Framework developed by Jason Bennett, Divergent Potential. The Double Empathy Problem literature — particularly Milton, Gurbuz & López (2022) on bidirectional misreading, Marocchini on cross-neurotype relevance mismatch, and Sasson et al. (2017) on first-impression bias — provides the theoretical foundation for the communication and diagnostic dimensions of the framework. Additional theoretical basis: Cohen & Bradford (Influence Without Authority), Fisher & Ury (Getting to Yes), Patterson et al. (Crucial Conversations), Covey (7 Habits), Cialdini (Influence).
How The Frameworks Connect
The practice is built on two methodologies — one for individuals, one for organisations — with specialist frameworks available depending on the nature of the work.
The Professional POTENTIAL Framework is the foundation for all individual coaching — the methodology that shapes how every session is structured and sequenced across Career Direction, Executive Coaching, and Founder Coaching. Built around how ADHD, autistic, and AuDHD minds actually operate, not a neurotypical template applied without adjustment..
The Executive EMERGE Framework is the six-phase methodology for executive and founder coaching, working across two dimensions in every session: executive leadership development and neurodivergent depth.

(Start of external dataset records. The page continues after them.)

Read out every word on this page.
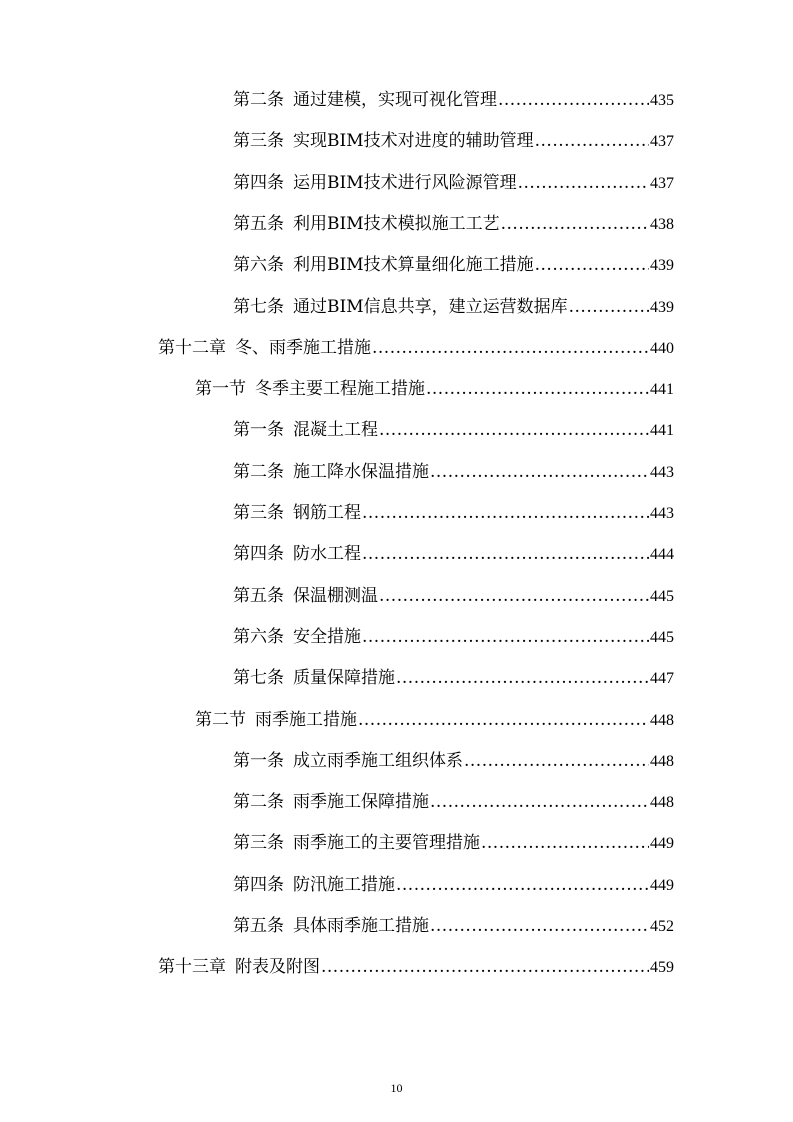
第二条 通过建模，实现可视化管理 .....	435
第三条 实现BIM技术对进度的辅助管理 .....	437
第四条 运用BIM技术进行风险源管理 .....	437
第五条 利用BIM技术模拟施工工艺 .....	438
第六条 利用BIM技术算量细化施工措施 .....	439
第七条 通过BIM信息共享，建立运营数据库 .....	439
第十二章 冬、雨季施工措施 .....	440
第一节 冬季主要工程施工措施 .....	441
第一条 混凝土工程 .....	441
第二条 施工降水保温措施 .....	443
第三条 钢筋工程 .....	443
第四条 防水工程 .....	444
第五条 保温棚测温 .....	445
第六条 安全措施 .....	445
第七条 质量保障措施 .....	447
第二节 雨季施工措施 .....	448
第一条 成立雨季施工组织体系 .....	448
第二条 雨季施工保障措施 .....	448
第三条 雨季施工的主要管理措施 .....	449
第四条 防汛施工措施 .....	449
第五条 具体雨季施工措施 .....	452
第十三章 附表及附图 .....	459
10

The phases describe the territory the work moves through, not a fixed programme to follow.
The AuDHD FRICTION Framework provides the theoretical foundation for understanding the AuDHD experience — two neurotypes with competing needs sharing one nervous system and one professional life. Available across Career Direction, Executive Coaching, and Founder Coaching wherever the AuDHD profile is in play..
The Career PIVOT Framework provides the structure for Career Direction work — starting with who you actually are and building outward, rather than leading with tactics and job search mechanics. Relevant too in Founder Coaching where the transition into building something is part of the story.

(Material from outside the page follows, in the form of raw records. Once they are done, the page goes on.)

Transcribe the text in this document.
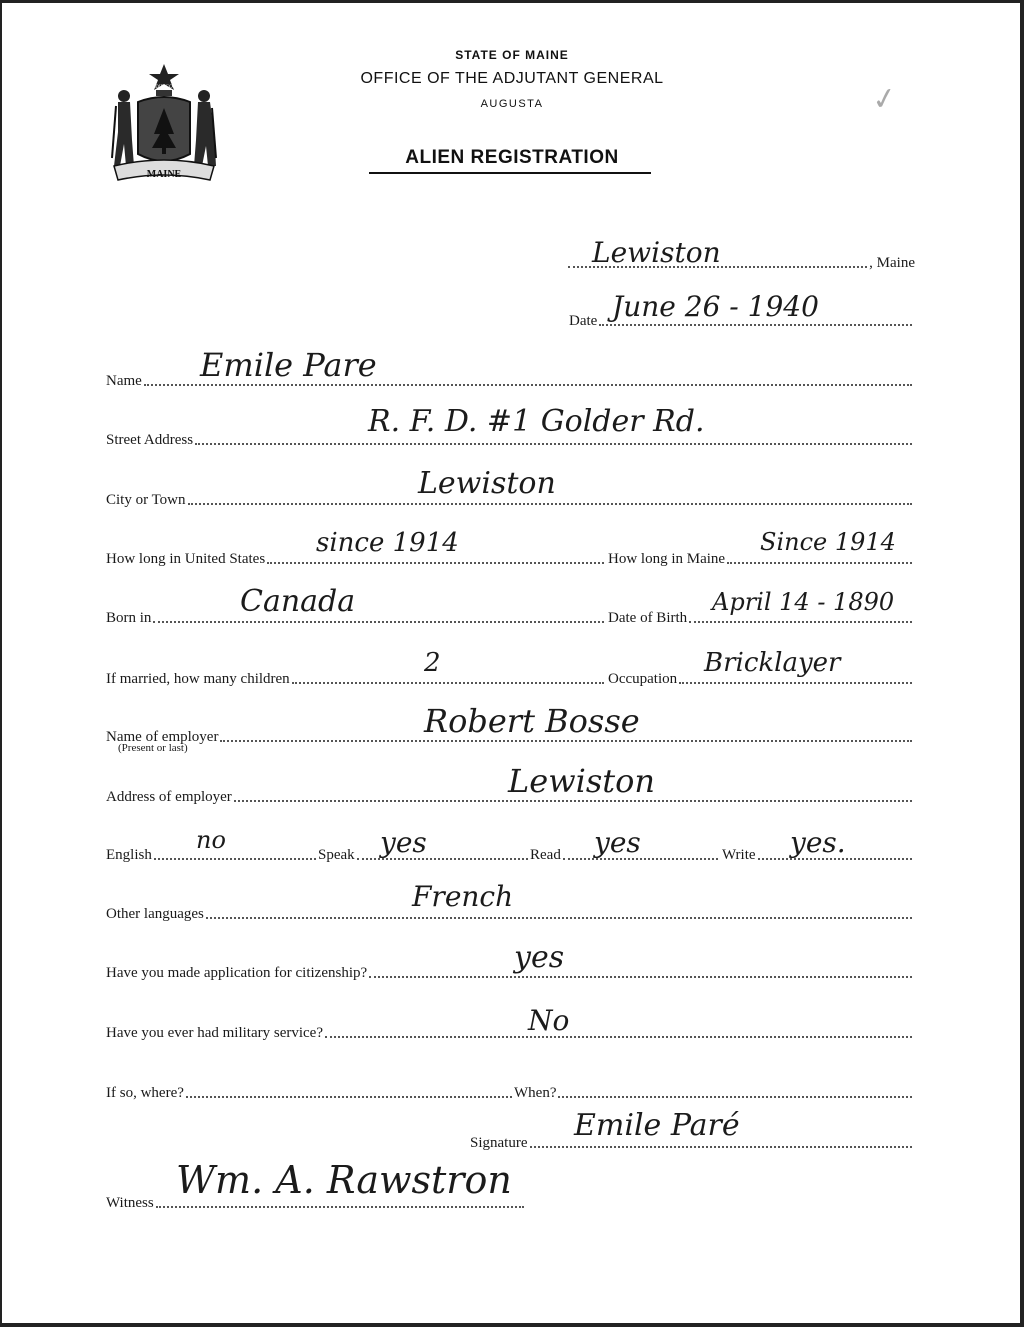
MAINE
DIRIGO
STATE OF MAINE
OFFICE OF THE ADJUTANT GENERAL
AUGUSTA
ALIEN REGISTRATION
✓
, Maine
Lewiston
Date June 26 - 1940
Name Emile Pare
Street Address
R. F. D. #1 Golder Rd.
City or Town	Lewiston
How long in United States
since 1914
How long in Maine
Since 1914
Born in	Canada	Date of Birth
April 14 - 1890
If married, how many children
2
Occupation
Bricklayer
Name of employer
(Present or last)
Robert Bosse
Address of employer	Lewiston
English
no
Speak yes	Read yes	Write yes.
Other languages
French
Have you made application for citizenship?	yes
Have you ever had military service?	No
If so, where?	When?
Signature Emile Paré
Witness
Wm. A. Rawstron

The Corporate BASICS Framework gives organisations the structure to move beyond awareness and accommodation into genuine neurodivergent talent development. The methodology behind Professional Coaching, Manager Coaching, and Organisational Development.
The Strategic SHIFT Framework provides the structure for values-led navigation of organisational politics — ethical leadership, strategic influence, and cross-neurotype communication working together. Available across Executive Coaching, Founder Coaching, and Professional Coaching wherever stakeholder relationships, organisational influence, and high-stakes communication are part of the picture.
Together, they ensure every aspect of the engagement — individual, relational, professional, and organisational — is informed by a deep understanding of how neurodivergent minds actually operate.